Sunday, March 13, 2016
World’s largest umbrella in Grand Mosque Makkah
The Work started on Thursday for the installation of the world’s largest folding umbrella in the northern courtyard of the Grand Mosque in Makkah.
This is the first of the eight high-tech giant umbrellas and 54 small ones to be installed in the Grand Mosque in the coming six months.
Being manufactured in Germany, each canopy will consist of a giant clock, screens of guidelines for worshippers, air-conditioners, and surveillance cameras. Each umbrella will have a height of 45 meters and weigh 16 tons. It will give shade to an area of 2,400 square meters when open.
Some 25 engineers, specialist technicians, and safety experts from Germany will supervise the installation process and electronic operating mechanism. Another 54 small umbrellas will also be installed in the northern courtyard, covering a total area of 19,200 square meters. As part of the project, 122 benches for worshippers to take rest as well as service buildings will be built. The infrastructure work for the installation of canopies have already started.
The entire northern plaza stretching from King Fahd Expansion structure to the King Abdullah Expansion structure of the mosque will have canopies when the project is completed. The shaded area will have the capacity to accommodate around 400,000 worshippers.
The General Presidency for the Affairs of the Two Holy Mosques is supervising the project, in cooperation with specialists from the Ministry of Education and the contracting company, which is implementing the largest ever expansion of Islam’s holiest site.
In December 2014, a few weeks before his death, King Abdullah ordered the installation of umbrellas in the courtyards surrounding the Grand Mosque.
Nearly 250 similar umbrellas have been installed on the plazas around the Prophet’s Mosque in Madinah earlier. Like blooming flowers, the umbrellas are programmed to fold and unfold in minutely delayed sequence to avoid collision between their moving parts. Their near-silent operation is automatically aligned with changes in the daily temperature. They open each morning, creating a translucent ceiling, and retract each evening in less than three minutes.

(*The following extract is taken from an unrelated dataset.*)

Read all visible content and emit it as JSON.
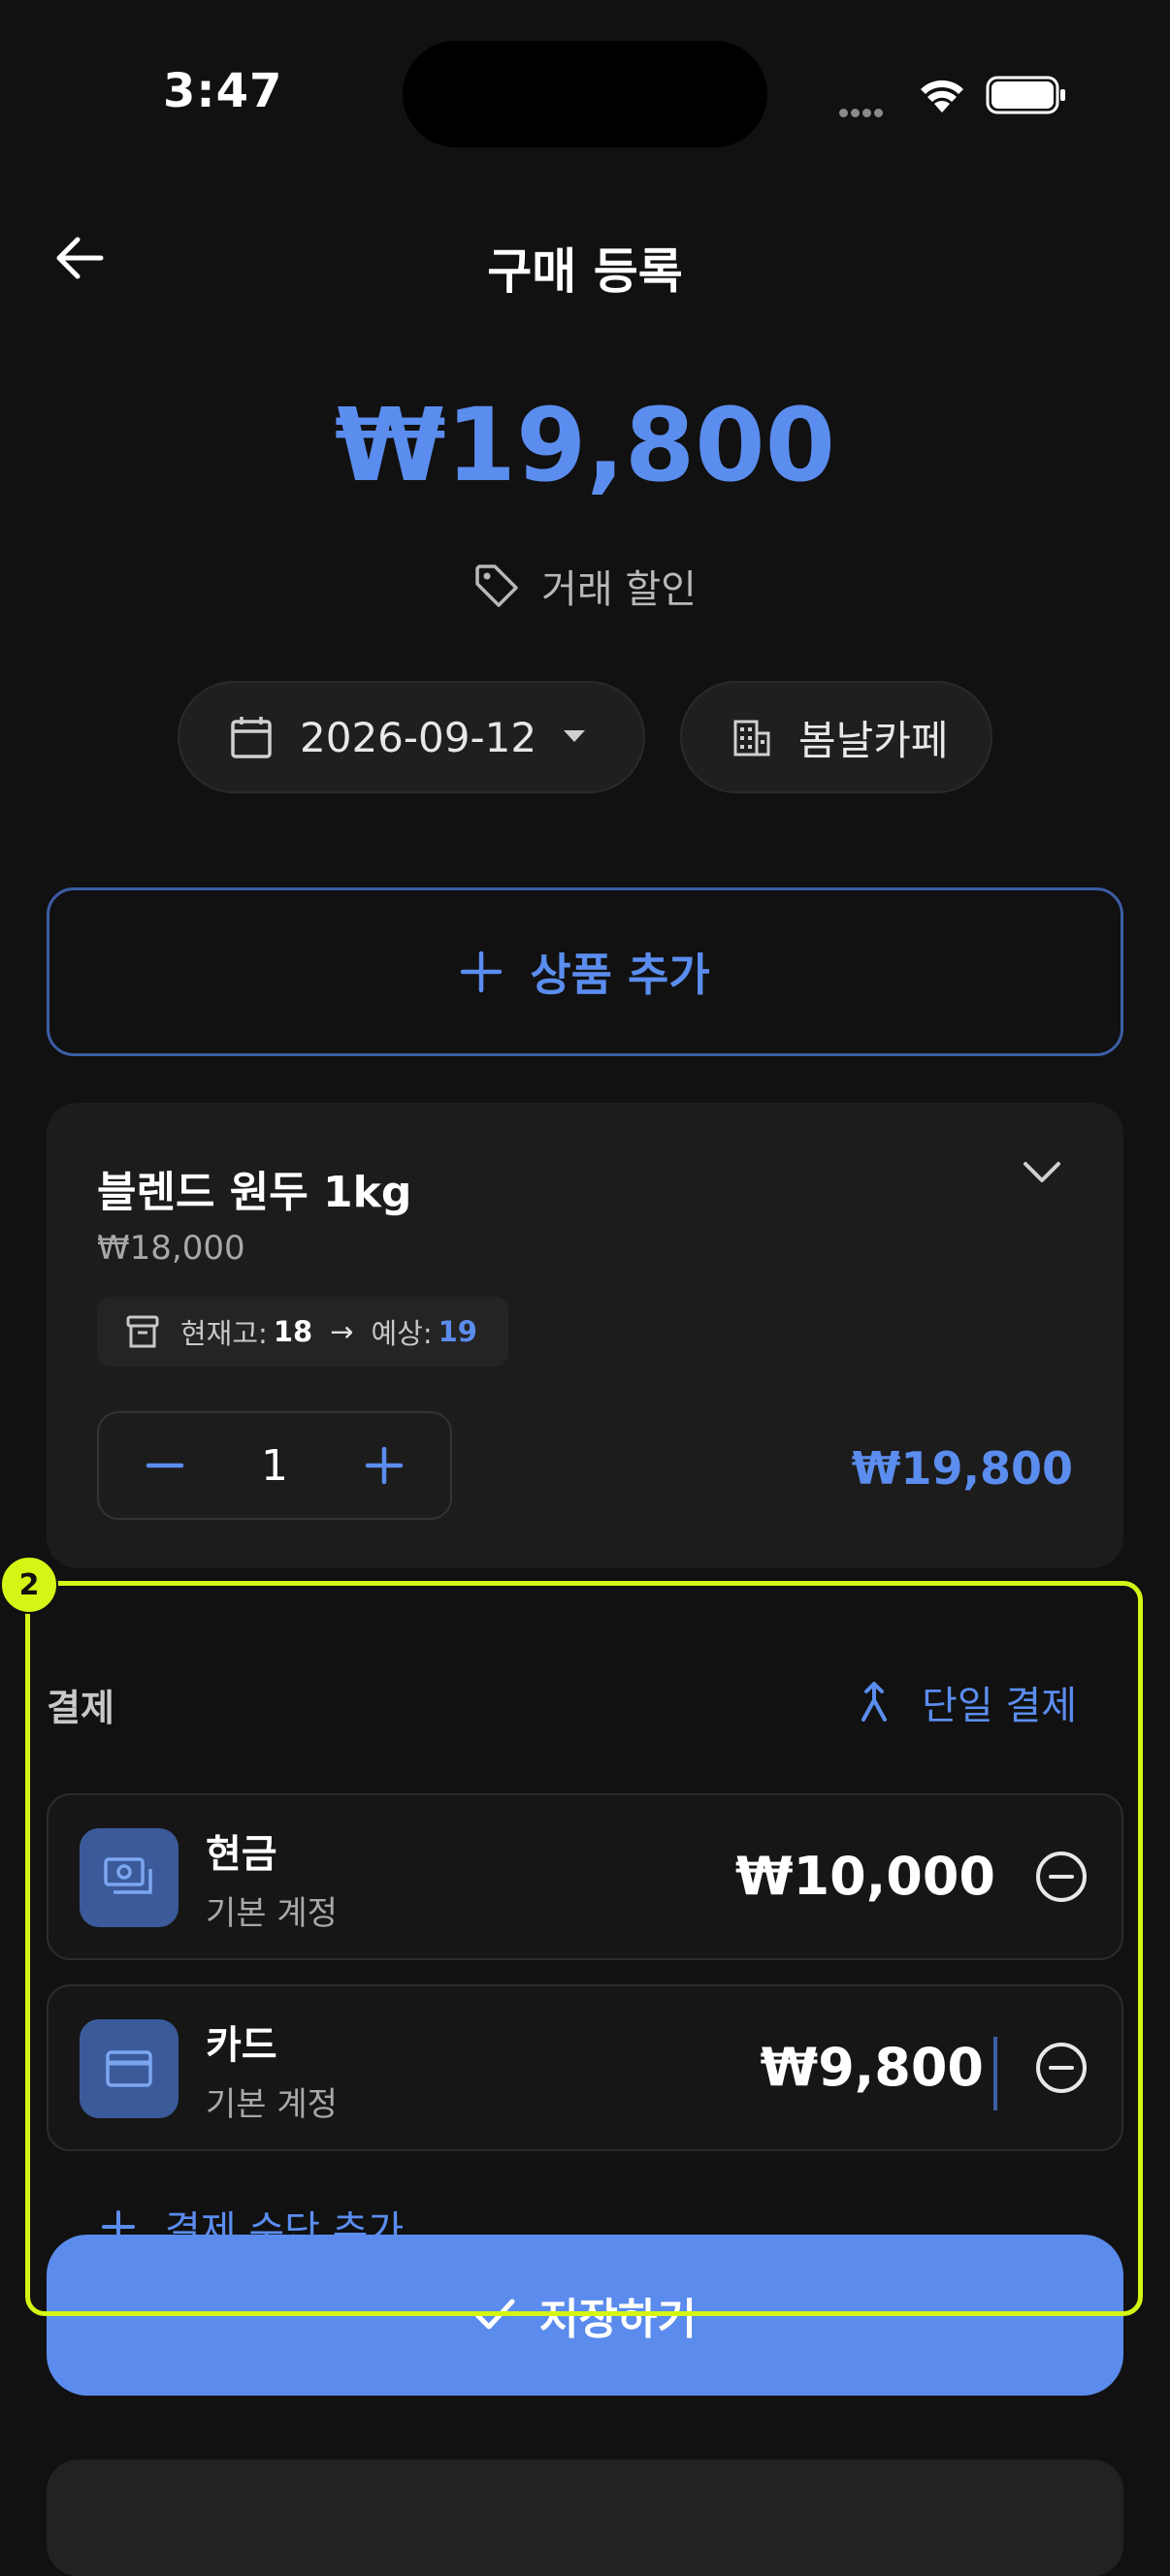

In summer, the open umbrellas provide daytime shade and reflect away much of the sun’s radiant energy. When closed at night, they allow residual heat absorbed by the stone floors and walls to escape back into the atmosphere. The process is reversed in winter. When temperatures are relatively low, umbrellas are closed during the day to allow the winter sun to warm the site, and opened at night to retain heat near ground level.